Depuis trois jours je suis comme un boxeur qui serait attaché sur un ring et à qui son adversaire cognerait dans la cafetière.
Toutes les deux heures en moyenne, il se produit quelque chose de si peu ordinaire que ça paraît inventé par un auteur de roman policier qui aurait un peu forcé sur le pinard. C’est à se demander si on est à Londres ou dans un asile de dingues.
Voilà qu’après la découverte du cadavre de la soubrette, j’apprends que son père n’est autre que le petit mec en gris qui m’a suivi hier matin. Et, après avoir appris ça, j’apprends itouque le quidam en question est mort et enterré depuis un mois.
Toutes les cinq minutes, j’extirpe la photo de ma fouille et je l’use à force de la regarder. Pourtant, il n’y a pas d’erreur, mes sens ne m’abusent pas (si moi j’abuse parfois d’eux !). C’est bien mon bonhomme qui fait le crâneur, là-dessus, dans un sape de rupin aux côtés d’Elia Filesco, la célèbre cantatrice de mes deux !

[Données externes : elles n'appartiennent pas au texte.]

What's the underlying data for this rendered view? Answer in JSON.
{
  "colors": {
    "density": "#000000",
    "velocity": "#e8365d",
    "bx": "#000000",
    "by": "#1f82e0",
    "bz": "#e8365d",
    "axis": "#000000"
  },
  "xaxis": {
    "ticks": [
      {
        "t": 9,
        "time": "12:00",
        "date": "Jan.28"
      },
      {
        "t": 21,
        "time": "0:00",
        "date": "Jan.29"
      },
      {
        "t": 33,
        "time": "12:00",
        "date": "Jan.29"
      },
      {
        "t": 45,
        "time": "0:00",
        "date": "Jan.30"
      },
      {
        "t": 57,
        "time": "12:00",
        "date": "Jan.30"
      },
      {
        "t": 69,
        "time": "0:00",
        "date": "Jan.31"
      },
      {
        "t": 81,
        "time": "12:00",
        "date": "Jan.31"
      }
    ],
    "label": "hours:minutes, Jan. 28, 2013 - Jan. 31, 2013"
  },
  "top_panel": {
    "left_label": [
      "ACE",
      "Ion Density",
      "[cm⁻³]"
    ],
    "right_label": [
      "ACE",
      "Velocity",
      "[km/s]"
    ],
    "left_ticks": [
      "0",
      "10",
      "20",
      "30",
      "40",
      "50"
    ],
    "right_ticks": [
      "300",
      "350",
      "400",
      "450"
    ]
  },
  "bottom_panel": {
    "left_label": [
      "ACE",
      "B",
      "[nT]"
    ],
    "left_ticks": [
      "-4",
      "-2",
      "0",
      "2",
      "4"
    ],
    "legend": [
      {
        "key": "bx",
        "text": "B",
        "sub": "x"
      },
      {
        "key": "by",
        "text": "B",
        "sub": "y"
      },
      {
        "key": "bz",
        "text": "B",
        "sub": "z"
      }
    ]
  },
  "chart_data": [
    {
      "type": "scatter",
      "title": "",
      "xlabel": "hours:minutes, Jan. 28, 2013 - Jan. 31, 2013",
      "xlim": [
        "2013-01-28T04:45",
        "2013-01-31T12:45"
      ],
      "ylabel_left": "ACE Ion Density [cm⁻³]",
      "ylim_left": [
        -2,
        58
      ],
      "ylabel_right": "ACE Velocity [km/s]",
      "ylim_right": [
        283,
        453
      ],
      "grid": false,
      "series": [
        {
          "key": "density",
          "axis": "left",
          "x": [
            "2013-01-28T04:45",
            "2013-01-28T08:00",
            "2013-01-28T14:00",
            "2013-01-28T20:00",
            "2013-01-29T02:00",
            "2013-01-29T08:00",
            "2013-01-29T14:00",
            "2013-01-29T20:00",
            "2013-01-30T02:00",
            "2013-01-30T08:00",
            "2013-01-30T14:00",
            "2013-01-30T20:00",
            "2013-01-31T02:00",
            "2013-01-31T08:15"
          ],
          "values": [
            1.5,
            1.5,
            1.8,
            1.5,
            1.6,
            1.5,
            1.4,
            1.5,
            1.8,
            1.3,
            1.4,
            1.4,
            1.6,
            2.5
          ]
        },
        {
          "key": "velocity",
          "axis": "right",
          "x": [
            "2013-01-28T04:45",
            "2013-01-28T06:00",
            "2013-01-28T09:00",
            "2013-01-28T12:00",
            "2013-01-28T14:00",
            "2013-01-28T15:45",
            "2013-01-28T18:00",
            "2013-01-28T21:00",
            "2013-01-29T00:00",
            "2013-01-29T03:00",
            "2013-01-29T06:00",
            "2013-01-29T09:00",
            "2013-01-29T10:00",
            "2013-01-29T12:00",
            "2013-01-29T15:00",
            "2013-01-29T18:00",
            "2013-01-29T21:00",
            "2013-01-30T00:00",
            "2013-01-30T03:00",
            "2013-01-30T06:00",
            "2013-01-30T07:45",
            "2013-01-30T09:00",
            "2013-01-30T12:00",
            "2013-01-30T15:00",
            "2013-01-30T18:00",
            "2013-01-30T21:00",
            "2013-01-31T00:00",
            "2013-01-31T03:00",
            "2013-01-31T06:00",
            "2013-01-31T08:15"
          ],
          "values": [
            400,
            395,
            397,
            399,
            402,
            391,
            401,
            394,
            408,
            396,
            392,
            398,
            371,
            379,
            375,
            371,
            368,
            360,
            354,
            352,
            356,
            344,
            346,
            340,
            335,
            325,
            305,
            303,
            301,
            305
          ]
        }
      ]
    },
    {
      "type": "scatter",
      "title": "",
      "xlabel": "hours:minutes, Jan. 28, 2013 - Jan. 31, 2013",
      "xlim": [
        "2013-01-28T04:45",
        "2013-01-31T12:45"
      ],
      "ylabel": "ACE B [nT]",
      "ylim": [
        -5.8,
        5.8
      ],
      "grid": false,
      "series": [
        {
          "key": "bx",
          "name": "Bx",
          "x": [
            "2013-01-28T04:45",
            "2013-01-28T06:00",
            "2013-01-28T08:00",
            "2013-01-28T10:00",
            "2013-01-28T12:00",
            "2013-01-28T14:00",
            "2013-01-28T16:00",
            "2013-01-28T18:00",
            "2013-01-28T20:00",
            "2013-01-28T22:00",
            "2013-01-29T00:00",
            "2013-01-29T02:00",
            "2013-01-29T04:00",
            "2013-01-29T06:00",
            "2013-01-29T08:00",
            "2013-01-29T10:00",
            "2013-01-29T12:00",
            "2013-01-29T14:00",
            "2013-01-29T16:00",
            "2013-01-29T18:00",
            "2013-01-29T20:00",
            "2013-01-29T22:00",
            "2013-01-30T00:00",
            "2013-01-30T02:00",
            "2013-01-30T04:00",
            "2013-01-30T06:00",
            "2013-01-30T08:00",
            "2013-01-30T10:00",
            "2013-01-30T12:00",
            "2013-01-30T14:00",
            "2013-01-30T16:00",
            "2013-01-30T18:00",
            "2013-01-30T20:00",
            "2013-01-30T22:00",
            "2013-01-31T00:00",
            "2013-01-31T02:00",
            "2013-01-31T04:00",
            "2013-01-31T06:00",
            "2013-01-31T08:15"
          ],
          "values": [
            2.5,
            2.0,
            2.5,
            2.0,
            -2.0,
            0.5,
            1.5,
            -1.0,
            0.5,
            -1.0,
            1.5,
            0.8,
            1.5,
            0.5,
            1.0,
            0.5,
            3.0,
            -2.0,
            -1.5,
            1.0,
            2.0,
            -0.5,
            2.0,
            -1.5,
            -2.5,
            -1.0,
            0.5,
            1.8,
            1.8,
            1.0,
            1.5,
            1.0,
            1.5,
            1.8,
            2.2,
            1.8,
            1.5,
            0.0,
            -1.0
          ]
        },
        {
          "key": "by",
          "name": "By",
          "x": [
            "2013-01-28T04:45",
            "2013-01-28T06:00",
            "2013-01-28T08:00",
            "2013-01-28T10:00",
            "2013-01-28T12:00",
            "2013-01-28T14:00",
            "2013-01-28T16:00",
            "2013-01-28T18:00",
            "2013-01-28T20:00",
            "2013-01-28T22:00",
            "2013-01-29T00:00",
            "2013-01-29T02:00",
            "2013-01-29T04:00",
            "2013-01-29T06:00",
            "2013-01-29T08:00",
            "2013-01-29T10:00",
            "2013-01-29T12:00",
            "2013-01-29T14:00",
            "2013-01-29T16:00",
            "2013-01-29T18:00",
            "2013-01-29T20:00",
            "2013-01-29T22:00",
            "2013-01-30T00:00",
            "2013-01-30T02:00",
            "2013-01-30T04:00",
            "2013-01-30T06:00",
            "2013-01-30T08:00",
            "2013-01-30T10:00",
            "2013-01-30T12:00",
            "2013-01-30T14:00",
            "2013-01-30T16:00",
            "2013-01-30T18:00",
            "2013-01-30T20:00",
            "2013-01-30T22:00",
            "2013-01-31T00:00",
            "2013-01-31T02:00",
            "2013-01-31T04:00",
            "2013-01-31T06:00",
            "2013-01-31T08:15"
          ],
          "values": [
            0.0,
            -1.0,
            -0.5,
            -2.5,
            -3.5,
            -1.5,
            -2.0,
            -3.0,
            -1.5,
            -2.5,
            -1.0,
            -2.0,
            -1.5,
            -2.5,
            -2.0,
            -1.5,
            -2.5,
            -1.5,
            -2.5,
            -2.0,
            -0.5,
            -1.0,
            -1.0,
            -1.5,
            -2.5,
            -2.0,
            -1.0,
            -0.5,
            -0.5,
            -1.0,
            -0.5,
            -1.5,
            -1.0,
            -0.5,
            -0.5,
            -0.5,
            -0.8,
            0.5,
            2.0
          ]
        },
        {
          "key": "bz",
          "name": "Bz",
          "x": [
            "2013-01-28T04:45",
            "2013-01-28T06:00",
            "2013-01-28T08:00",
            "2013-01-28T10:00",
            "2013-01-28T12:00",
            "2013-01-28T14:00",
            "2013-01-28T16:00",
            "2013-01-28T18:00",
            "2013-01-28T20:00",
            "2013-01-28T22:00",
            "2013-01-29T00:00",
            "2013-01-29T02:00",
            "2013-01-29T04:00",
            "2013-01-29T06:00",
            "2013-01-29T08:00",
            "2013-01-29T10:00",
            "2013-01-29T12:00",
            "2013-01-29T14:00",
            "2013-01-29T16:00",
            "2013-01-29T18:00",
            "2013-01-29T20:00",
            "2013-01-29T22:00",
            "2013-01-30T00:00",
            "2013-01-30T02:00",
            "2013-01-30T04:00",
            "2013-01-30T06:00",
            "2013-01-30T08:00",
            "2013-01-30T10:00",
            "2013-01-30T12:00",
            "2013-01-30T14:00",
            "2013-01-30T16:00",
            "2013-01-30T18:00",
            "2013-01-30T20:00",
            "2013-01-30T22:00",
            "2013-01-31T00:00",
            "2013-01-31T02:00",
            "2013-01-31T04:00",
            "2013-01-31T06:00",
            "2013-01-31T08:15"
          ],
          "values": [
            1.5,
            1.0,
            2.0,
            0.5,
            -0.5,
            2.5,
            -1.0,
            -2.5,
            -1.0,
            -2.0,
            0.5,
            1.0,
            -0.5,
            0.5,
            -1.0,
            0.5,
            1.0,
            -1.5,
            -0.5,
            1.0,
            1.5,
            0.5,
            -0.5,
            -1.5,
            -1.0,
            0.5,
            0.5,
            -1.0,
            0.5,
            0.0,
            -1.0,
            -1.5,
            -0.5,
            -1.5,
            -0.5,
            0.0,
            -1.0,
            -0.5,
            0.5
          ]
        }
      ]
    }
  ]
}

À moins qu’il n’ait un frère jumeau…
Remarquez, ça arrive, mais tout de même, faut pas chahuter avec la vraisemblance ou alors on se met à faire tourner les tables avant l’âge !
Je déniche un gentil restaurant italien dans Soho. Tant pis pour le coq au vin ; je commande des spaghettis bolognaise et une escalope à la sauge.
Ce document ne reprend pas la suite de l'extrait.